Most of the people who read this blog (all three of you) have children, so I don't want to restate in paragraph form all the tropes and cliches of new motherhood that we've all heard so many times (it's the hardest and best thing ever! It makes your life so much more meaningful! They're so cute and sometimes they make you want to scream!).  I've learned a truckload about how I handle sleep deprivation (excruciatingly poorly), how bad labor really is (BAD but fast!), how tricky nursing can be to learn (replace "tricky" with "surprisingly counter-intuitive"), and how on the worst of days, I just glance down at my baby's chubby, wide-eyed face and think, "Oh, I would so clean up any amount of spit up and poo for you."

Baby Row, 3 days old
Sleeping Row, 3 days old
Cozy Row, 11 days old
Bathing Row, 3 weeks old
Milk Coma Row, 3 weeks old
Tired Row, 5 weeks old
Angry Row, 7 weeks old
Pucker Up Row, 7 weeks old
Sassy Row, 8 weeks old
Posing Row, 9 weeks old
Cat in the Hat Row, 3 months old
Beach Row, 16 weeks old
Rower is growing and filling out and becoming my best little companion. He's smiley and giggly and jibber jabbers constantly. Sometimes he gets a wide-eyed look and starts yammering on with this sense of extreme urgency, like there something he just has to tell me right now. The earnestness melts my heart into a puddle of goop. Maybe this is pretty typical of most 4 month old babes, but he's not extremely social outside of home. When we travel anywhere and spend the night outside of our home, he reverts back to newborn stages of night wakefulness and seems really on edge all day. At home, he's a laid back dream who smiles readily and falls asleep just about anywhere. We'll see how that pans out in the long run. My mother tells me that my bro Cameron was a lot like that as a baby- he did very well at home but struggled when presented with too much noise or commotion. And he grew out of it. And, if Row ends up being like Uncle Cameron, we're in for a very pleasant, obedient, compassionate kid.

Thankfully, he really likes third-wheeling it on dates with us. He has successfully slept through FOUR movie theater movies with us without making a peep. He hangs out patiently in restaurants (95% of the time) and for the most part falls asleep in his carseat in the car.

I take him on errands, runs, hikes, visits, and most recently, the beach.



Having him around for Christmas will make everything so much more sweet and fun (and probably tiring but I'm becoming an expert at functioning in that state).

We had an uneventful Halloween, a fun Thanksgiving in Vegas, and Christmas will be an adventure.

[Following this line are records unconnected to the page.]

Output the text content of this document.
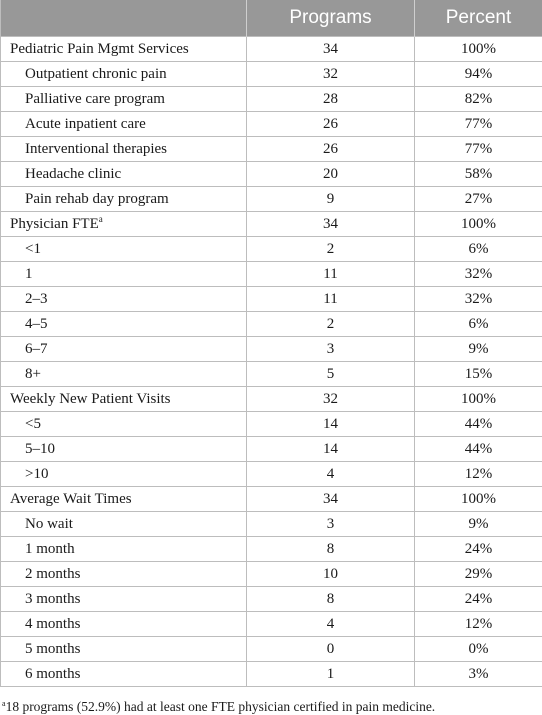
	Programs	Percent
Pediatric Pain Mgmt Services	34	100%
Outpatient chronic pain	32	94%
Palliative care program	28	82%
Acute inpatient care	26	77%
Interventional therapies	26	77%
Headache clinic	20	58%
Pain rehab day program	9	27%
Physician FTE$^a$	34	100%
<1	2	6%
1	11	32%
2–3	11	32%
4–5	2	6%
6–7	3	9%
8+	5	15%
Weekly New Patient Visits	32	100%
<5	14	44%
5–10	14	44%
>10	4	12%
Average Wait Times	34	100%
No wait	3	9%
1 month	8	24%
2 months	10	29%
3 months	8	24%
4 months	4	12%
5 months	0	0%
6 months	1	3%
$^a$18 programs (52.9%) had at least one FTE physician certified in pain medicine.
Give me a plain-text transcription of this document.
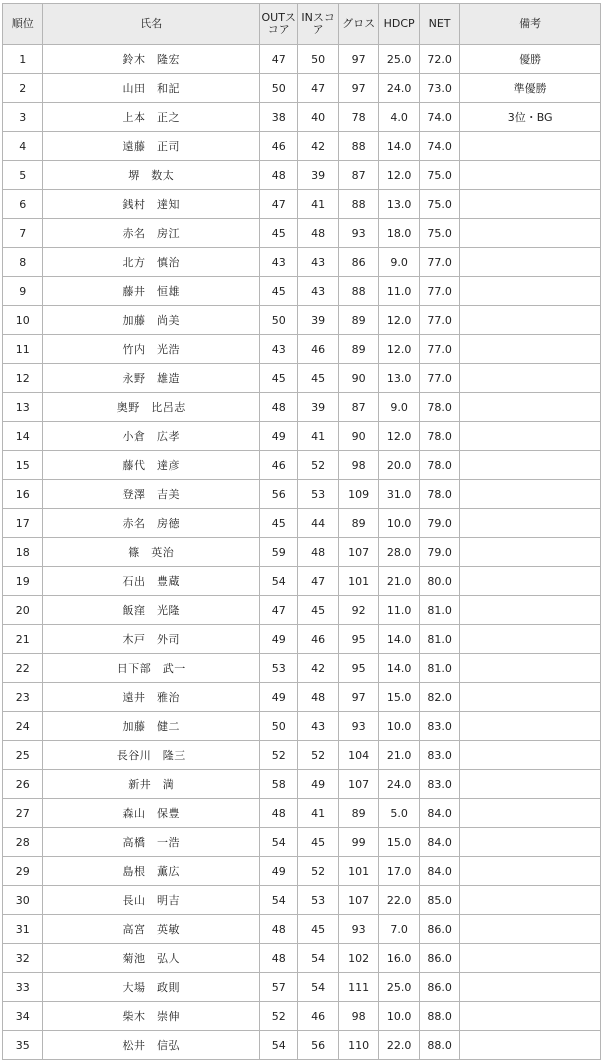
順位	氏名	OUTスコア	INスコア	グロス	HDCP	NET	備考
1	鈴木　隆宏	47	50	97	25.0	72.0	優勝
2	山田　和記	50	47	97	24.0	73.0	準優勝
3	上本　正之	38	40	78	4.0	74.0	3位・BG
4	遠藤　正司	46	42	88	14.0	74.0	
5	堺　数太	48	39	87	12.0	75.0	
6	銭村　達知	47	41	88	13.0	75.0	
7	赤名　房江	45	48	93	18.0	75.0	
8	北方　慎治	43	43	86	9.0	77.0	
9	藤井　恒雄	45	43	88	11.0	77.0	
10	加藤　尚美	50	39	89	12.0	77.0	
11	竹内　光浩	43	46	89	12.0	77.0	
12	永野　雄造	45	45	90	13.0	77.0	
13	奥野　比呂志	48	39	87	9.0	78.0	
14	小倉　広孝	49	41	90	12.0	78.0	
15	藤代　達彦	46	52	98	20.0	78.0	
16	登澤　吉美	56	53	109	31.0	78.0	
17	赤名　房徳	45	44	89	10.0	79.0	
18	篠　英治	59	48	107	28.0	79.0	
19	石出　豊蔵	54	47	101	21.0	80.0	
20	飯窪　光隆	47	45	92	11.0	81.0	
21	木戸　外司	49	46	95	14.0	81.0	
22	日下部　武一	53	42	95	14.0	81.0	
23	遠井　雅治	49	48	97	15.0	82.0	
24	加藤　健二	50	43	93	10.0	83.0	
25	長谷川　隆三	52	52	104	21.0	83.0	
26	新井　満	58	49	107	24.0	83.0	
27	森山　保豊	48	41	89	5.0	84.0	
28	高橋　一浩	54	45	99	15.0	84.0	
29	島根　薫広	49	52	101	17.0	84.0	
30	長山　明吉	54	53	107	22.0	85.0	
31	高宮　英敏	48	45	93	7.0	86.0	
32	菊池　弘人	48	54	102	16.0	86.0	
33	大場　政則	57	54	111	25.0	86.0	
34	柴木　崇伸	52	46	98	10.0	88.0	
35	松井　信弘	54	56	110	22.0	88.0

Thanksgiving: my huge Reynolds family.  And this isn't even everyone.
Chilling at the end of the Thanksgiving table, photobomb courtesy of cousin Rob.
This year for Christmas we (thankfully) get to spend time with both families, despite Harry's crazy busy work schedule. He's been plugging away, seemingly doing the work of 5 people by himself, and he never complains. He's learning some cool and interesting things and working with creative people, and we're both really grateful he landed in such a great place.
Christmas Bumbo Row, 16 weeks (That tree was my own creation, made of textbooks, a trashcan, garland, and lights.)
I'm still figuring out how to balance things that I want to do and need to do with his schedule, but as hokey as it sounds, I wouldn't change that. We love this dude so much. Welcome to the blog, Rower. I'm sure, like most other things in our life, it will happily and mostly start revolving around you.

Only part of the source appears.